具体的になればなるほど追いこまれた感じがしてくる。
「まぁ、今すぐ決められるわけないのは分かってる。夏までには決めるんだぞ。夏すぎてしまうと手遅れになるから気をつけろよ」
「そうね。夏までには決めてね。大学行くならお金もなんとかしなきゃいけないんだから」
お母さんも続いてくる。
「虹なら大丈夫よ。私だってある程度決まってるんだし」
と、のほほんと言う恵理。三人でプレッシャーをかけてくる。
ああ、なんか急に胃が・・・。
「あ、そろそろ時間ね」
お母さんが時計を見ながら言う。
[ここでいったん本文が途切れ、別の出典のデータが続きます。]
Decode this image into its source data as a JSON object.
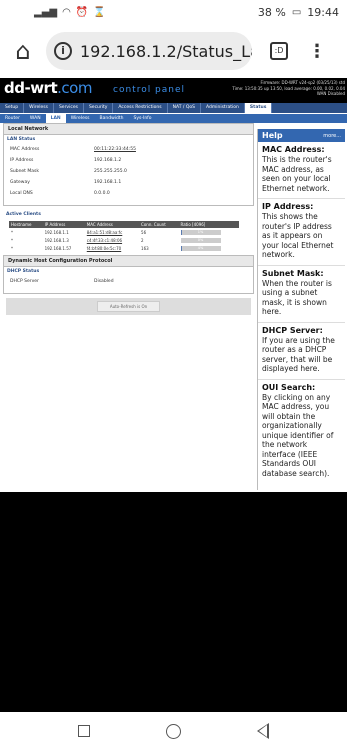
{
  "statusbar": {
    "battery": "38 %",
    "time": "19:44"
  },
  "browser": {
    "url": "192.168.1.2/Status_La",
    "tabs_count": ":D"
  },
  "ddwrt": {
    "logo_main": "dd-wrt",
    "logo_suffix": ".com",
    "control_panel": "control panel",
    "fw_line1": "Firmware: DD-WRT v24-sp2 (03/25/13) std",
    "fw_line2": "Time: 13:50:35 up 13:50, load average: 0.00, 0.02, 0.04",
    "fw_line3": "WAN Disabled",
    "main_tabs": [
      "Setup",
      "Wireless",
      "Services",
      "Security",
      "Access Restrictions",
      "NAT / QoS",
      "Administration",
      "Status"
    ],
    "sub_tabs": [
      "Router",
      "WAN",
      "LAN",
      "Wireless",
      "Bandwidth",
      "Sys-Info"
    ]
  },
  "local_network": {
    "section_title": "Local Network",
    "lan_status_title": "LAN Status",
    "rows": [
      {
        "label": "MAC Address",
        "value": "00:11:22:33:44:55"
      },
      {
        "label": "IP Address",
        "value": "192.168.1.2"
      },
      {
        "label": "Subnet Mask",
        "value": "255.255.255.0"
      },
      {
        "label": "Gateway",
        "value": "192.168.1.1"
      },
      {
        "label": "Local DNS",
        "value": "0.0.0.0"
      }
    ]
  },
  "active_clients": {
    "title": "Active Clients",
    "headers": [
      "Hostname",
      "IP Address",
      "MAC Address",
      "Conn. Count",
      "Ratio [4096]"
    ],
    "rows": [
      {
        "hostname": "*",
        "ip": "192.168.1.1",
        "mac": "84:a1:51:d8:aa:fc",
        "count": "56",
        "ratio_text": "1%",
        "ratio": 1
      },
      {
        "hostname": "*",
        "ip": "192.168.1.3",
        "mac": "c4:4f:33:c1:48:06",
        "count": "2",
        "ratio_text": "0%",
        "ratio": 0
      },
      {
        "hostname": "*",
        "ip": "192.168.1.57",
        "mac": "f4:bf:80:0e:5c:70",
        "count": "163",
        "ratio_text": "4%",
        "ratio": 4
      }
    ]
  },
  "dhcp": {
    "section_title": "Dynamic Host Configuration Protocol",
    "status_title": "DHCP Status",
    "server_label": "DHCP Server",
    "server_value": "Disabled"
  },
  "auto_refresh_label": "Auto-Refresh is On",
  "help": {
    "title": "Help",
    "more": "more...",
    "items": [
      {
        "title": "MAC Address:",
        "text": "This is the router's MAC address, as seen on your local Ethernet network."
      },
      {
        "title": "IP Address:",
        "text": "This shows the router's IP address as it appears on your local Ethernet network."
      },
      {
        "title": "Subnet Mask:",
        "text": "When the router is using a subnet mask, it is shown here."
      },
      {
        "title": "DHCP Server:",
        "text": "If you are using the router as a DHCP server, that will be displayed here."
      },
      {
        "title": "OUI Search:",
        "text": "By clicking on any MAC address, you will obtain the organizationally unique identifier of the network interface (IEEE Standards OUI database search)."
      }
    ]
  }
}
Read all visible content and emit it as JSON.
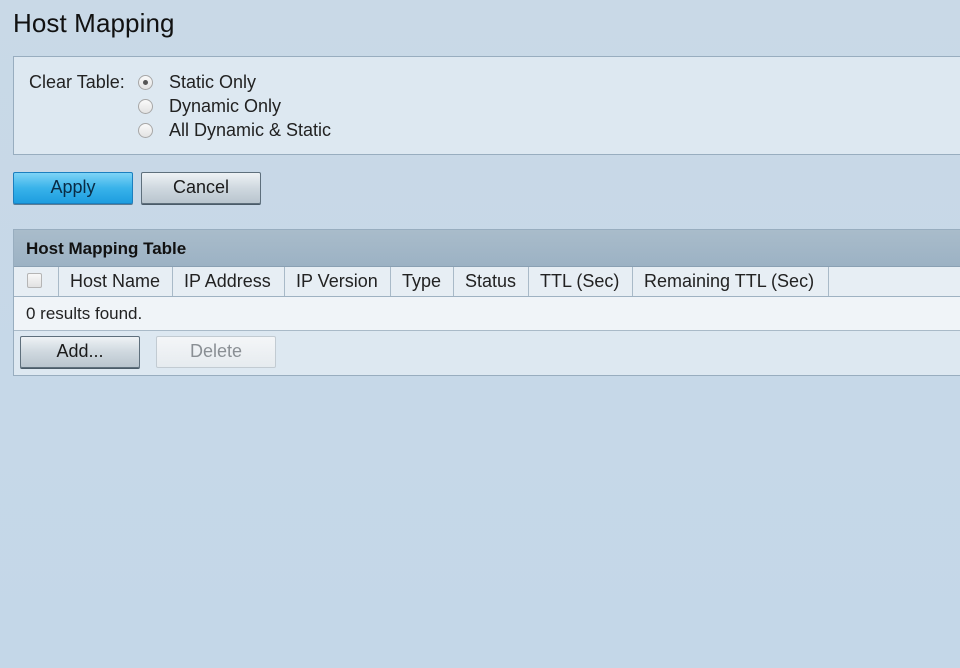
{
  "page": {
    "title": "Host Mapping"
  },
  "clear_table": {
    "label": "Clear Table:",
    "selected": "Static Only",
    "options": [
      {
        "label": "Static Only",
        "checked": true
      },
      {
        "label": "Dynamic Only",
        "checked": false
      },
      {
        "label": "All Dynamic & Static",
        "checked": false
      }
    ]
  },
  "actions": {
    "apply_label": "Apply",
    "cancel_label": "Cancel"
  },
  "table": {
    "caption": "Host Mapping Table",
    "columns": [
      "Host Name",
      "IP Address",
      "IP Version",
      "Type",
      "Status",
      "TTL (Sec)",
      "Remaining TTL (Sec)"
    ],
    "rows": [],
    "results_text": "0 results found.",
    "add_label": "Add...",
    "delete_label": "Delete",
    "delete_enabled": false
  },
  "colors": {
    "background": "#c4d7e8",
    "panel": "#dde8f1",
    "caption_bar": "#9cb2c4",
    "apply_accent": "#39b3ea"
  }
}
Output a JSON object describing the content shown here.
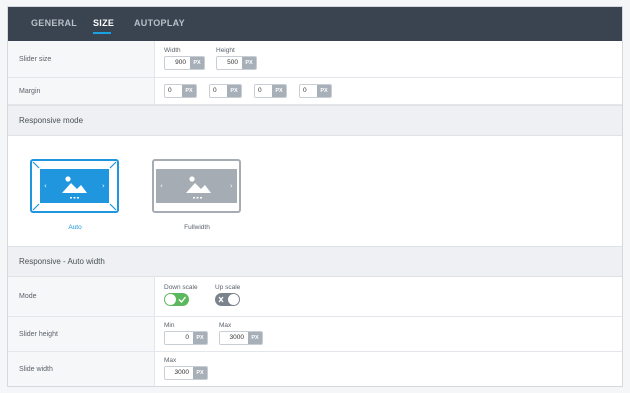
{
  "tabs": [
    {
      "label": "GENERAL"
    },
    {
      "label": "SIZE"
    },
    {
      "label": "AUTOPLAY"
    }
  ],
  "slider_size": {
    "label": "Slider size",
    "width_caption": "Width",
    "width_value": "900",
    "height_caption": "Height",
    "height_value": "500",
    "unit": "PX"
  },
  "margin": {
    "label": "Margin",
    "values": [
      "0",
      "0",
      "0",
      "0"
    ],
    "unit": "PX"
  },
  "responsive_mode": {
    "title": "Responsive mode",
    "options": [
      {
        "label": "Auto",
        "selected": true
      },
      {
        "label": "Fullwidth",
        "selected": false
      }
    ],
    "accent": "#1f96de"
  },
  "auto_width": {
    "title": "Responsive - Auto width",
    "mode": {
      "label": "Mode",
      "down_scale_caption": "Down scale",
      "down_scale_on": true,
      "up_scale_caption": "Up scale",
      "up_scale_on": false
    },
    "slider_height": {
      "label": "Slider height",
      "min_caption": "Min",
      "min_value": "0",
      "max_caption": "Max",
      "max_value": "3000",
      "unit": "PX"
    },
    "slide_width": {
      "label": "Slide width",
      "max_caption": "Max",
      "max_value": "3000",
      "unit": "PX"
    }
  },
  "colors": {
    "toggle_on": "#5cb85c",
    "toggle_off": "#7a838c",
    "header_bg": "#3a4450"
  }
}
部屋の時計を見ると、もう7時で面会終了の時間だ。
「じゃあ、明日朝また迎えに来るわね」
私に手を振るお母さん、そして恵理のほうを向き、
「じゃあ明日から虹をお願いします。お母さんにはあとで電話しときますので」
また頭を下げる。
「いいえ。こちらこそ急な提案を受け入れてくれてありがとうございます」
同じく頭を下げる恵理。
「恵理。迷惑かけるかもしれないけど、明日からよろしくね」
私も頭を下げる。
「うん。また明日ね」
そう言って、お母さんたちにまた軽く頭を下げて部屋を出て行った。
「じゃあ、私たちもそろそろ行くわね」
「うん」
「早く寝るんだぞ。明日は早いからな」
「もういっぱい寝てたから、寝坊なんてしないわよ」
「ははは、そうだな。じゃあまた明日な」
二人とも手を振って、部屋から出て行った。そして、また静寂が訪れる。
  明日からさっそく学校か。
久しぶりすぎて、何年も行ってなかった感じがする。少し不安もあるけど、楽しみだ。
まぁ、思いがけないこともあったけど、これからはまた普通の生活が送れる。少しずつな
れていかなきゃね。
ベッドに横になり、見慣れた天井を見ながら目を閉じた。